Re: [dev] XML vs HTML (was: Article about suckless on

From: FRIGN <>
Date: Fri, 21 Feb 2014 12:03:00 +0100

On Fri, 21 Feb 2014 13:34:41 +0100
Eckehard Berns <> wrote:

> There has been a lot of discussion why strict XML parsers don't belong
> in a browser. There even are XHTML enthusiasts that are against it.

Yes, I've been listening to both sides for a few years now.

> You only write a parser once. But you write some magnitude more markup
> that is going to be parsed by it. So optimizing the markup specification
> for authoring has a better net gain than to optimize the protocol just to
> get away with a simpler parser.

This would be an appropriate point if the SGML-parsers weren't lossy in
this regard.
I've read lots of HTML-markup and often ran into problems when people
didn't take care of well-formedness.
Often, they run into quirks and their Browser's SGML-parser fixes them.
However, there's no guarantee another Browser would do the same and
damn, don't ever try to modify the markup later!
This is not an edge-case. I run into these problems day by day.

> That's why HTML uses only a subset of SGML.

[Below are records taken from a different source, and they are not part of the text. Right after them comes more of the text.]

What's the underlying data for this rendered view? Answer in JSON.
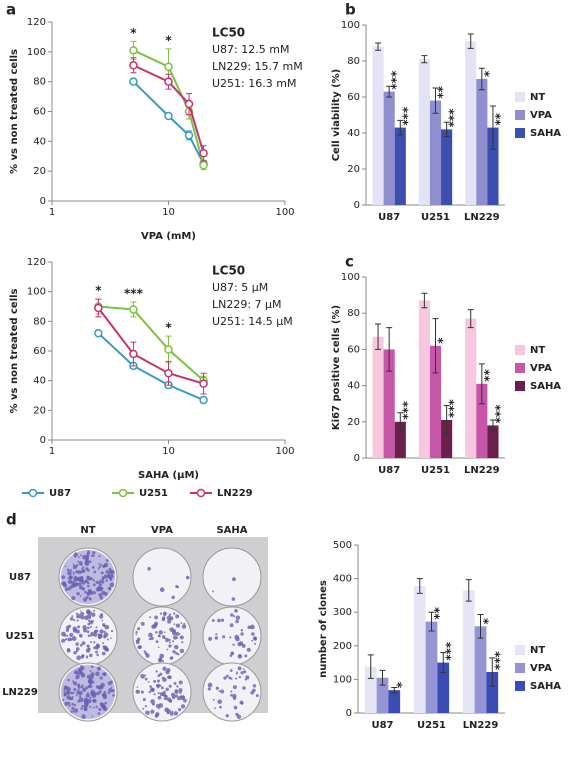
{
  "chart_data": [
    {
      "type": "line",
      "panel": "a",
      "x_label": "VPA (mM)",
      "y_label": "% vs non treated cells",
      "xscale": "log",
      "xlim": [
        1,
        100
      ],
      "xticks": [
        1,
        10,
        100
      ],
      "ylim": [
        0,
        120
      ],
      "yticks": [
        0,
        20,
        40,
        60,
        80,
        100,
        120
      ],
      "x": [
        5,
        10,
        15,
        20
      ],
      "annotations": [
        "*",
        "*",
        null,
        null
      ],
      "lc50_title": "LC50",
      "lc50_lines": [
        "U87: 12.5 mM",
        "LN229: 15.7 mM",
        "U251: 16.3 mM"
      ],
      "series": [
        {
          "name": "U87",
          "color": "#3a9ac4",
          "values": [
            80,
            57,
            44,
            25
          ],
          "errors": [
            2,
            1,
            3,
            2
          ]
        },
        {
          "name": "U251",
          "color": "#7cc242",
          "values": [
            101,
            90,
            60,
            24
          ],
          "errors": [
            6,
            12,
            5,
            3
          ]
        },
        {
          "name": "LN229",
          "color": "#c8336b",
          "values": [
            91,
            80,
            65,
            32
          ],
          "errors": [
            5,
            5,
            7,
            5
          ]
        }
      ]
    },
    {
      "type": "line",
      "x_label": "SAHA (µM)",
      "y_label": "% vs non treated cells",
      "xscale": "log",
      "xlim": [
        1,
        100
      ],
      "xticks": [
        1,
        10,
        100
      ],
      "ylim": [
        0,
        120
      ],
      "yticks": [
        0,
        20,
        40,
        60,
        80,
        100,
        120
      ],
      "x": [
        2.5,
        5,
        10,
        20
      ],
      "annotations": [
        "*",
        "***",
        "*",
        null
      ],
      "lc50_title": "LC50",
      "lc50_lines": [
        "U87: 5 µM",
        "LN229: 7 µM",
        "U251: 14.5 µM"
      ],
      "series": [
        {
          "color": "#3a9ac4",
          "values": [
            72,
            50,
            37,
            27
          ],
          "errors": [
            1,
            2,
            2,
            2
          ]
        },
        {
          "color": "#7cc242",
          "values": [
            90,
            88,
            61,
            40
          ],
          "errors": [
            5,
            5,
            9,
            3
          ]
        },
        {
          "color": "#c8336b",
          "values": [
            89,
            58,
            45,
            38
          ],
          "errors": [
            6,
            8,
            8,
            7
          ]
        }
      ]
    },
    {
      "type": "bar",
      "panel": "b",
      "y_label": "Cell viability (%)",
      "ylim": [
        0,
        100
      ],
      "yticks": [
        0,
        20,
        40,
        60,
        80,
        100
      ],
      "categories": [
        "U87",
        "U251",
        "LN229"
      ],
      "series": [
        {
          "name": "NT",
          "color": "#e3e3f5",
          "values": [
            88,
            81,
            91
          ],
          "errors": [
            2,
            2,
            4
          ],
          "annotations": [
            null,
            null,
            null
          ]
        },
        {
          "name": "VPA",
          "color": "#8f8fd0",
          "values": [
            63,
            58,
            70
          ],
          "errors": [
            3,
            7,
            6
          ],
          "annotations": [
            "***",
            "**",
            "*"
          ]
        },
        {
          "name": "SAHA",
          "color": "#3c4eb0",
          "values": [
            43,
            42,
            43
          ],
          "errors": [
            4,
            4,
            12
          ],
          "annotations": [
            "***",
            "***",
            "**"
          ]
        }
      ]
    },
    {
      "type": "bar",
      "panel": "c",
      "y_label": "Ki67 positive cells (%)",
      "ylim": [
        0,
        100
      ],
      "yticks": [
        0,
        20,
        40,
        60,
        80,
        100
      ],
      "categories": [
        "U87",
        "U251",
        "LN229"
      ],
      "series": [
        {
          "name": "NT",
          "color": "#f6c7df",
          "values": [
            67,
            87,
            77
          ],
          "errors": [
            7,
            4,
            5
          ],
          "annotations": [
            null,
            null,
            null
          ]
        },
        {
          "name": "VPA",
          "color": "#c657a8",
          "values": [
            60,
            62,
            41
          ],
          "errors": [
            12,
            15,
            11
          ],
          "annotations": [
            null,
            "*",
            "**"
          ]
        },
        {
          "name": "SAHA",
          "color": "#6b1f4d",
          "values": [
            20,
            21,
            18
          ],
          "errors": [
            5,
            8,
            3
          ],
          "annotations": [
            "***",
            "***",
            "***"
          ]
        }
      ]
    },
    {
      "type": "bar",
      "panel": "d",
      "y_label": "number of clones",
      "ylim": [
        0,
        500
      ],
      "yticks": [
        0,
        100,
        200,
        300,
        400,
        500
      ],
      "categories": [
        "U87",
        "U251",
        "LN229"
      ],
      "series": [
        {
          "name": "NT",
          "color": "#e5e5f5",
          "values": [
            138,
            378,
            365
          ],
          "errors": [
            35,
            22,
            32
          ],
          "annotations": [
            null,
            null,
            null
          ]
        },
        {
          "name": "VPA",
          "color": "#9595d5",
          "values": [
            105,
            272,
            258
          ],
          "errors": [
            22,
            28,
            35
          ],
          "annotations": [
            null,
            "**",
            "*"
          ]
        },
        {
          "name": "SAHA",
          "color": "#3b4db5",
          "values": [
            68,
            150,
            122
          ],
          "errors": [
            8,
            30,
            42
          ],
          "annotations": [
            "*",
            "***",
            "***"
          ]
        }
      ]
    }
  ],
  "plate_image": {
    "columns": [
      "NT",
      "VPA",
      "SAHA"
    ],
    "rows": [
      "U87",
      "U251",
      "LN229"
    ]
  }
}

The point is that they allow ambiguity.

> That said, I don't want to defend HTML and the web as such, but it would
> be much worse with XML IMO. At least from my perspective.

I really don't see your point why exactly XML should be bad for the
If you write proper, well-formed markup, nothing really changes for
you, except that the browser _knows_ it's dealing with proper markup
and doesn't have to "fire up" it's forgiving but sloppy SGML-parser.

It may not be clear here that switching from SGML to XML parsing only
incorporates changing the MIME-type from text/html to application/xhtml
If your markup is messed up, it throws an error and stops parsing
(which is really helpful), instead of silently attempting to fix errors
like the SGML parser, which is a real chore to implement.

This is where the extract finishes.